COTTAGE DILL LOAF(bread machine dough cycle)
1 cup water
1 tablespoon butter or margarine, softened
1/2 cup small curd creamed cottage cheese
3 1/2 cups Gold Medal Better for Bread flour
1 tablespoon sugar
1 tablespoon dill seed
1 tablespoon instant minced onion
1 teaspoon salt
1 1/2 teaspoons bread machine or quick active dry yeast
1 teaspoon instant minced onion
1 teaspoon dill seed
Measure carefully, placing all ingredients except 1 teaspoon instant minced onion and 1 teaspoon dill seed in bread machine pan in the order listed.
Select Dough cycle. Do not use Delay cycle.
Remove dough from pan, using lightly floured hands. Cover and let rest 10 minutes on lightly floured surface.
Grease large cookie sheet.
Shape dough into 12x4-inch oval, tapering both ends slightly. Place on cookie sheet. Cover and let rise in warm place 30 to 45 minutes or until double. (Dough is ready if indentation remains when touched.)
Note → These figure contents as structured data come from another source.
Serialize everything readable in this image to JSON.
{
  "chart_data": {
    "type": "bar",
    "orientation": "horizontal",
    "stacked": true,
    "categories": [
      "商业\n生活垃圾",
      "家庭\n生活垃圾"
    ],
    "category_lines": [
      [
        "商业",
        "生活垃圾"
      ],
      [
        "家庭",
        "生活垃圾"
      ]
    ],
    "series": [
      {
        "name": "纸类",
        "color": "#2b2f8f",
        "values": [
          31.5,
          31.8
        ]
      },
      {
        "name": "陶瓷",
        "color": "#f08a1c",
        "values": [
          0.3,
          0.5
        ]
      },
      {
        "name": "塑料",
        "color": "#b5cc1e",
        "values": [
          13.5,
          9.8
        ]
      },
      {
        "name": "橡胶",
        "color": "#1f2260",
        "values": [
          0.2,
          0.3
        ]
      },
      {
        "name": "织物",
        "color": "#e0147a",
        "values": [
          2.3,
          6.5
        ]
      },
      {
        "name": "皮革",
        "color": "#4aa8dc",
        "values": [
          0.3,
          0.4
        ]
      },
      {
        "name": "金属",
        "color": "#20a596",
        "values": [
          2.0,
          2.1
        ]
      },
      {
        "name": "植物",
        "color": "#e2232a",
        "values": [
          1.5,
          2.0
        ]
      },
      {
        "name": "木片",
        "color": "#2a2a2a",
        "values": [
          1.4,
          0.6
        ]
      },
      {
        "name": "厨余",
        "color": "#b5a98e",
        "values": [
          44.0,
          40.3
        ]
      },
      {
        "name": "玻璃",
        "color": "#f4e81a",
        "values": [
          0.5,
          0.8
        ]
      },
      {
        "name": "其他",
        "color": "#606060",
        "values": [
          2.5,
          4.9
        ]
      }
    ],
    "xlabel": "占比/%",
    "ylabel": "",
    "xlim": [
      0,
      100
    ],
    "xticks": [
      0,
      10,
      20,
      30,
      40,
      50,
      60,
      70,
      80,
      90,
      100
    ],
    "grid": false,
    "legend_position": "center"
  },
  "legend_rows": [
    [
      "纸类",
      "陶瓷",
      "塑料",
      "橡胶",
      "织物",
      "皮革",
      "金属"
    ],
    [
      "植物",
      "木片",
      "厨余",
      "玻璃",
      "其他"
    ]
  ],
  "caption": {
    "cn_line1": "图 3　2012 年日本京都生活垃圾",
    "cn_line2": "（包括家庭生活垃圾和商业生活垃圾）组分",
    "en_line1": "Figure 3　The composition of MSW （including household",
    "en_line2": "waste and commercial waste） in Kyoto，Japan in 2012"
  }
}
Heat oven to 375 degrees F.
Spray water over loaf; sprinkle with 1 teaspoon instant minced onion and 1 teaspoon dill seed. Make long slash, 1/4 inch deep, down center of loaf, using sharp knife.
Bake 10 minutes, spraying 3 times with water. Bake 15 to 20 minutes longer or until loaf is golden brown and sounds hollow when tapped. Remove from cookie sheet to wire rack; cool.